Face aux risques actuels d’assèchement des écosystèmes situés dans l’embouchure de la Moulouya, le collectif de l’Ecolo Plateforme du Nord du Maroc considère qu’il est impératif « d’arrêter l'épuisement des ressources en eau de la rivière Moulouya et d’activer les mécanismes de bonne gouvernance et de gestion durable et rationnelle des cours d'eau, en considérant les zones humides comme un mécanisme efficace d'adaptation aux changements climatiques ». Les environnementalistes de l’Oriental soulignent par ailleurs dans leur communiqué que l’argument de « sécurité alimentaire » n’est pas valable pour des cultures qui sont connues pour leur consommation excessive des ressources hydriques. « Face à ces comportements inacceptables et irresponsables, le collectif de l’Ecolo Plateforme du Nord, tient le Premier ministre et le ministère de l'Agriculture pleinement responsables de ce qui se passe dans la région de l'Est, en particulier à l'embouchure de la Moulouya », conclut le communiqué signé par Sbai M’barek, coordinateur du collectif.
 

 


3 questions à Mohamed Benata, président de l’ESCO

« Il faut reconsidérer les projets programmés dans la région »

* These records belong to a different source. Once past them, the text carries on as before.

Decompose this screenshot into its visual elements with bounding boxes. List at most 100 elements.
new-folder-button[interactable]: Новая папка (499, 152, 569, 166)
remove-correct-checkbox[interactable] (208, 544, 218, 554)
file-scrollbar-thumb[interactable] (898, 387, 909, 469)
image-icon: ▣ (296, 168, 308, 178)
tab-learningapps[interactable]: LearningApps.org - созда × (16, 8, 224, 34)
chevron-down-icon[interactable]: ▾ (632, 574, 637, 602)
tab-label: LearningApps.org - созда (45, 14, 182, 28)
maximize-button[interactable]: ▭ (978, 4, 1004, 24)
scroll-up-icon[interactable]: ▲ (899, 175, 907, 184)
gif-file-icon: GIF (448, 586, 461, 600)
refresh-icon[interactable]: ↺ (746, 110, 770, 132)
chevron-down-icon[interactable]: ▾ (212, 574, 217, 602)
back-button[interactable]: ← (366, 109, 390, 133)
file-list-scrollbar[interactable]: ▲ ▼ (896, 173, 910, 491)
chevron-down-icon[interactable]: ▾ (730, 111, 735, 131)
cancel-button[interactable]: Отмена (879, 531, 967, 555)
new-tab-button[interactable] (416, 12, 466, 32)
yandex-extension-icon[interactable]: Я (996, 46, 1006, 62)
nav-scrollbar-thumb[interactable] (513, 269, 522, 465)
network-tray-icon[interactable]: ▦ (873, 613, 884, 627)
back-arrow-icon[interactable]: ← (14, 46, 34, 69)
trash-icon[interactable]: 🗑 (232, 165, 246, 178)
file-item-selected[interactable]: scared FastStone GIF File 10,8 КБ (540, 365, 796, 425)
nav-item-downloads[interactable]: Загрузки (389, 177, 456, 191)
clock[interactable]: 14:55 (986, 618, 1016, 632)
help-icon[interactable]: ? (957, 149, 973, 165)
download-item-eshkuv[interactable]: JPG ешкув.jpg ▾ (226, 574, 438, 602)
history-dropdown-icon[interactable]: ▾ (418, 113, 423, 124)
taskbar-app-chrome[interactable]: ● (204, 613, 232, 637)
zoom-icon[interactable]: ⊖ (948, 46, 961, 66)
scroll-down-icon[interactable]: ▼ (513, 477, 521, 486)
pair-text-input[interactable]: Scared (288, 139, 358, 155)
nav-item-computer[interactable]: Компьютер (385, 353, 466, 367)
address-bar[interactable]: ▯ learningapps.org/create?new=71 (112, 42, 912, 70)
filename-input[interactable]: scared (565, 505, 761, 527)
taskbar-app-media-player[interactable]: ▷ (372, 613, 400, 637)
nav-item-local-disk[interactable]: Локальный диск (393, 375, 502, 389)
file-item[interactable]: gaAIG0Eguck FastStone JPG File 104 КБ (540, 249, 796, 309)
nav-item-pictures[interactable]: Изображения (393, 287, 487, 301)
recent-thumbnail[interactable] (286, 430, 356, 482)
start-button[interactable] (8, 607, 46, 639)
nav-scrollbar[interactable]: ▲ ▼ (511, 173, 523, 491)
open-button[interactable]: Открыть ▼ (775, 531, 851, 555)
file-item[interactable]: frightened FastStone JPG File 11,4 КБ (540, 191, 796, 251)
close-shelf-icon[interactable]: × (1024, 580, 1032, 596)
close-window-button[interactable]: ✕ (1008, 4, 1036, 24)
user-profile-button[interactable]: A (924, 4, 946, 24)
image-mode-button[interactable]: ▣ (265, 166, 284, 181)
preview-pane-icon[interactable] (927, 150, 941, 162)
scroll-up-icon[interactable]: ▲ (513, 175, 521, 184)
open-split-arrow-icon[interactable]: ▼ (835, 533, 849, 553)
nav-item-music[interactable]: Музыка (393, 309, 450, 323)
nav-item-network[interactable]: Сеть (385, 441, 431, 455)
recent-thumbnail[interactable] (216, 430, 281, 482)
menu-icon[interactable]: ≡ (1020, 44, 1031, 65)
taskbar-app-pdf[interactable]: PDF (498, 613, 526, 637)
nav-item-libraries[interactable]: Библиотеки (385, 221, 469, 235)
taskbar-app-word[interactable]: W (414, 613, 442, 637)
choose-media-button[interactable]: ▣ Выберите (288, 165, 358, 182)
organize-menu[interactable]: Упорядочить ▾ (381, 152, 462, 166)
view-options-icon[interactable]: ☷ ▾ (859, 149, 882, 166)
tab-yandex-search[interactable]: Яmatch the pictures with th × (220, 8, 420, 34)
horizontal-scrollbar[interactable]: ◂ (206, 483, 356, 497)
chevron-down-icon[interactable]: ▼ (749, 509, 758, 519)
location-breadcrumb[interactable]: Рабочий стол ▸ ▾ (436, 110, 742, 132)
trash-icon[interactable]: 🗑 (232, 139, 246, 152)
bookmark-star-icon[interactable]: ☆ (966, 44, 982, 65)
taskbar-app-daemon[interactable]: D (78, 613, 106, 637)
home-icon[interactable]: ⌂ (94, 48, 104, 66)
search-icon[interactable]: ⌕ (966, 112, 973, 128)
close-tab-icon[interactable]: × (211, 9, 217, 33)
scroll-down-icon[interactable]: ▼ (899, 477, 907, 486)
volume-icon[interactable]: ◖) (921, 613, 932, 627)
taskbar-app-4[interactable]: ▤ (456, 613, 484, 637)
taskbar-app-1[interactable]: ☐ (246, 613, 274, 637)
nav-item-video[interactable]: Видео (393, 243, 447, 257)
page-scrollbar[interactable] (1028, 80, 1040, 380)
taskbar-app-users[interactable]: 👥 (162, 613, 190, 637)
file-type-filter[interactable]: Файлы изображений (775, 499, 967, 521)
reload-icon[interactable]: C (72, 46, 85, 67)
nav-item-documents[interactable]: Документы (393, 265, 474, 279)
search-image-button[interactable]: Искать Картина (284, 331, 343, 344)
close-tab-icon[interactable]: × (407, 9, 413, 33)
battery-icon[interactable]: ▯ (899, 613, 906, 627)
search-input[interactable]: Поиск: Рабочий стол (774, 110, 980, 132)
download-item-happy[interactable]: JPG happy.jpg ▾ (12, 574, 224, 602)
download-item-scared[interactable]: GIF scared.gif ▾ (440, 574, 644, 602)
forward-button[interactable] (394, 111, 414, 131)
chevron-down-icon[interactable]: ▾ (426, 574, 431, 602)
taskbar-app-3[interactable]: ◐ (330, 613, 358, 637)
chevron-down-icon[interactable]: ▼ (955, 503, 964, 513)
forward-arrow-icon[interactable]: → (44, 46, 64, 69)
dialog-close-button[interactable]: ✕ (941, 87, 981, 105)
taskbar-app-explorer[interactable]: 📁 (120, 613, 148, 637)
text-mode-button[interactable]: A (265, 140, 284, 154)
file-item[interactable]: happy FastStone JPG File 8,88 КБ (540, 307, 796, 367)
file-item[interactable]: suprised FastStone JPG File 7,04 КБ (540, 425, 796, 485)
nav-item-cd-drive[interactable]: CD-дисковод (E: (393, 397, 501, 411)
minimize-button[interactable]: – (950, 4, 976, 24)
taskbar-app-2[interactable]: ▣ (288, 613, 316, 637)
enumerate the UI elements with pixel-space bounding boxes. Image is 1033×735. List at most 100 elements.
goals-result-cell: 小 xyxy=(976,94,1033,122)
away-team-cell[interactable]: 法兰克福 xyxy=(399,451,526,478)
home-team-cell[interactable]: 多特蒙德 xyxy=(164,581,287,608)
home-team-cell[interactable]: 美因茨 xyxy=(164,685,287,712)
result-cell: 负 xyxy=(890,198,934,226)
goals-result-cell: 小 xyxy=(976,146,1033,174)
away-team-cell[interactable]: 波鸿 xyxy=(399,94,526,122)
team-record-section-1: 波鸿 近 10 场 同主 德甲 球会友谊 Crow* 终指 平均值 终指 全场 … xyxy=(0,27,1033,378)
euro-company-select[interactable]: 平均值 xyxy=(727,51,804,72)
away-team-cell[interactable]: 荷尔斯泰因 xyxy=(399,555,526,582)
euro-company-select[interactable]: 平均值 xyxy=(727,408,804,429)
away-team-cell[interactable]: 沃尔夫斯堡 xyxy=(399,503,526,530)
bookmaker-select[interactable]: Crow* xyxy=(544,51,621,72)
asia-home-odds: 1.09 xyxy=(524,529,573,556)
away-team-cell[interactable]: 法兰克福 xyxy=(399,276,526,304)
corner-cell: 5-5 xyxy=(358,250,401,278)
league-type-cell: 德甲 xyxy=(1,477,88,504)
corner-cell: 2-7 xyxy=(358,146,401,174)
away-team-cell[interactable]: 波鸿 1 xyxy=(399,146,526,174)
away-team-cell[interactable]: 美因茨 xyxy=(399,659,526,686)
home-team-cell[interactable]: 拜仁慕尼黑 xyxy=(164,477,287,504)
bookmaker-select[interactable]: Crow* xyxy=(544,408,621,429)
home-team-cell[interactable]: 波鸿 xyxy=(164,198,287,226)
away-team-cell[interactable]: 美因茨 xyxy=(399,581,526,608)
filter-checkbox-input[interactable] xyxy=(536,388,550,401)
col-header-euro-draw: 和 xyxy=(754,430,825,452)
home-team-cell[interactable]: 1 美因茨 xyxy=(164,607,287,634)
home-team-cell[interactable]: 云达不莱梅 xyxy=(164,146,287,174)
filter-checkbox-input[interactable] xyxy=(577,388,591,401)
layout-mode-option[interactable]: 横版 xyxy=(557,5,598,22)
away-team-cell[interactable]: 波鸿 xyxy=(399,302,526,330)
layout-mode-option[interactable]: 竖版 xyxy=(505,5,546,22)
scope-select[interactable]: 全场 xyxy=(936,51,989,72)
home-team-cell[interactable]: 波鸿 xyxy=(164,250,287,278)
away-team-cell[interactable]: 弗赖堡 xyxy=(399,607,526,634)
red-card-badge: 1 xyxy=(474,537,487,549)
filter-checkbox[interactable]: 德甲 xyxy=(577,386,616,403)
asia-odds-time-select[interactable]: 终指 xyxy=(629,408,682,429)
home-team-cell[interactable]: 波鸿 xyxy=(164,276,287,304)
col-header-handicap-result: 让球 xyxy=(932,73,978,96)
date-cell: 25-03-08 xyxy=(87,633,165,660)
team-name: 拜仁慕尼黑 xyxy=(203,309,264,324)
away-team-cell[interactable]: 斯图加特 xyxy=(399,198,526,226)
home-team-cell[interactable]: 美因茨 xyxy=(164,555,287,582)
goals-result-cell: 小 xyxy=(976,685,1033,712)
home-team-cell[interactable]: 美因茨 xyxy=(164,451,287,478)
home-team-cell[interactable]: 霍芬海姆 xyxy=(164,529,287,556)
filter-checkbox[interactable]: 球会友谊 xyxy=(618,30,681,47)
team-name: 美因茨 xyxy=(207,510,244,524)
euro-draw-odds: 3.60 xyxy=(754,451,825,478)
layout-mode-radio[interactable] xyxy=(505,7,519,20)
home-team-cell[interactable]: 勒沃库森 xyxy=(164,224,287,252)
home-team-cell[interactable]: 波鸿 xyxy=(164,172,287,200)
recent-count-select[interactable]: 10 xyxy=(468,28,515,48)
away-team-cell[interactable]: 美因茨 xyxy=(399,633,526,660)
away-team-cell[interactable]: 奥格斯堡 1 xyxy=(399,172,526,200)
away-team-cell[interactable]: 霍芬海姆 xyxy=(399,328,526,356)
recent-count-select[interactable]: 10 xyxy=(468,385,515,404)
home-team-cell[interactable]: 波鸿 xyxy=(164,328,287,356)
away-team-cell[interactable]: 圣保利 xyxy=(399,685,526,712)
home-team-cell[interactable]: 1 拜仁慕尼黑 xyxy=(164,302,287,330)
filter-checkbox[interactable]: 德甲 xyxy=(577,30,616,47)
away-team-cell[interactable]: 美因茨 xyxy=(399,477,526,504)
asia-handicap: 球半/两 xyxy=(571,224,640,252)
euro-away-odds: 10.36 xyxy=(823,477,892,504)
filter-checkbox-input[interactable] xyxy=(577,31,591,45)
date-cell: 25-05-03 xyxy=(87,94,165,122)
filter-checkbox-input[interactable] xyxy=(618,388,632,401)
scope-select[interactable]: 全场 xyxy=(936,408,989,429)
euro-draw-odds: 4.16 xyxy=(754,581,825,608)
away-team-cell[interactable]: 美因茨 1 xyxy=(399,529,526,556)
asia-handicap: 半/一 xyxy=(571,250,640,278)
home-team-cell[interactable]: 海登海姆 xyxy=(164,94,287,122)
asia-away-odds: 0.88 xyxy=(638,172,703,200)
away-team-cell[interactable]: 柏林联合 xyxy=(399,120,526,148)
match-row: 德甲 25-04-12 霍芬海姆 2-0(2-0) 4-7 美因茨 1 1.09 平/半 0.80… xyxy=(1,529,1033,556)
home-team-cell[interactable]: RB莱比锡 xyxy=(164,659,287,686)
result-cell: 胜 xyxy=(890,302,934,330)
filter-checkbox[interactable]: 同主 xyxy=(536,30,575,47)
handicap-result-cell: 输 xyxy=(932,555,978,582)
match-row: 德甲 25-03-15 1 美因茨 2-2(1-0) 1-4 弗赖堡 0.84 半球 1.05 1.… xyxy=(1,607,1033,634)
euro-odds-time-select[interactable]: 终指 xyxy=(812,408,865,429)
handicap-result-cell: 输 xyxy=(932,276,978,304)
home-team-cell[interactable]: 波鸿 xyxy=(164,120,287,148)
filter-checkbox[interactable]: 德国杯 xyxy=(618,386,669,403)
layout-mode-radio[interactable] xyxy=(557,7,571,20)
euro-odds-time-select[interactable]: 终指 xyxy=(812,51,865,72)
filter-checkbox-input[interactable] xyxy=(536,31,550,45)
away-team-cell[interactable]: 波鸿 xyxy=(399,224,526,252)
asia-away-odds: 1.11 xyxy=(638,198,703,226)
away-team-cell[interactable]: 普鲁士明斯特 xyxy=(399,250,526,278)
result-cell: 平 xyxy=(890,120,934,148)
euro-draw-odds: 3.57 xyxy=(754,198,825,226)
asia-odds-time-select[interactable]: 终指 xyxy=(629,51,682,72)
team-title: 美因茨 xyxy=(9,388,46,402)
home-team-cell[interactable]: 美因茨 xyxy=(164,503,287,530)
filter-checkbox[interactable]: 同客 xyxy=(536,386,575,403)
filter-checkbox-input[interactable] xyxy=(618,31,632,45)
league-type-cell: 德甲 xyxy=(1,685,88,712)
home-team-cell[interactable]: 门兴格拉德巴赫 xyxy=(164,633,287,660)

Ingénieur agronome à la retraite et président de l'Espace de Solidarité et de Coopération de l'Oriental (ESCO), Mohamed Benata a répondu à nos questions.

- La nouvelle station de pompage récemment inaugurée a-t-elle engendré des impacts sur le Moulouya ?

- Depuis que la station a été lancée, les riverains ont remarqué une baisse importante du débit d’eau dans la partie qui se prolonge en aval jusqu’au site Ramsar (embouchure de la Moulouya). Ils ont également rapporté une augmentation de la salinité de l’eau dans cette partie de l’oued.

- Quelles sont, selon vous, les mesures correctives potentielles pour limiter l’impact sur l’embouchure ?

- Je pense qu’il faut reconsidérer les projets programmés dans la région de l’Oriental pour la construction de nouveaux barrages (barrage Safsaf, barrage Targa à Guercif, barrage Béni Azimane à Driouch, et l'extension du barrage Mohammed V) qui affecteront négativement le débit écologique et le cours d'eau de l'oued Moulouya. Il est également nécessaire de réduire le pompage d'eau à la station de pompage Moulay Ali et à la station de pompage Ouled Setoute pour préserver le débit écologique du fleuve.

- Qu’en est-il des mesures correctives relatives à l’irrigation et à l’agriculture dans la région ?

- La première mesure serait de ne pas procéder à l’extension du périmètre d’irrigation puisque la zone qui est délimitée pour cela en ce moment est au maximum des capacités hydriques disponibles. La deuxième chose est de privilégier dans ce périmètre les cultures dédiées à la consommation dans le marché national, car il serait aberrant de produire des denrées alimentaires destinées à l’export dans un espace qui vit sous la menace persistance de pénurie hydrique. Enfin, il est, à mon sens, nécessaire d’accompagner les agriculteurs concernés pour qu’ils puissent passer de cultures qui consomment beaucoup d’eau à d’autres qui sont plus adaptées à la rareté de la ressource hydrique dans la région.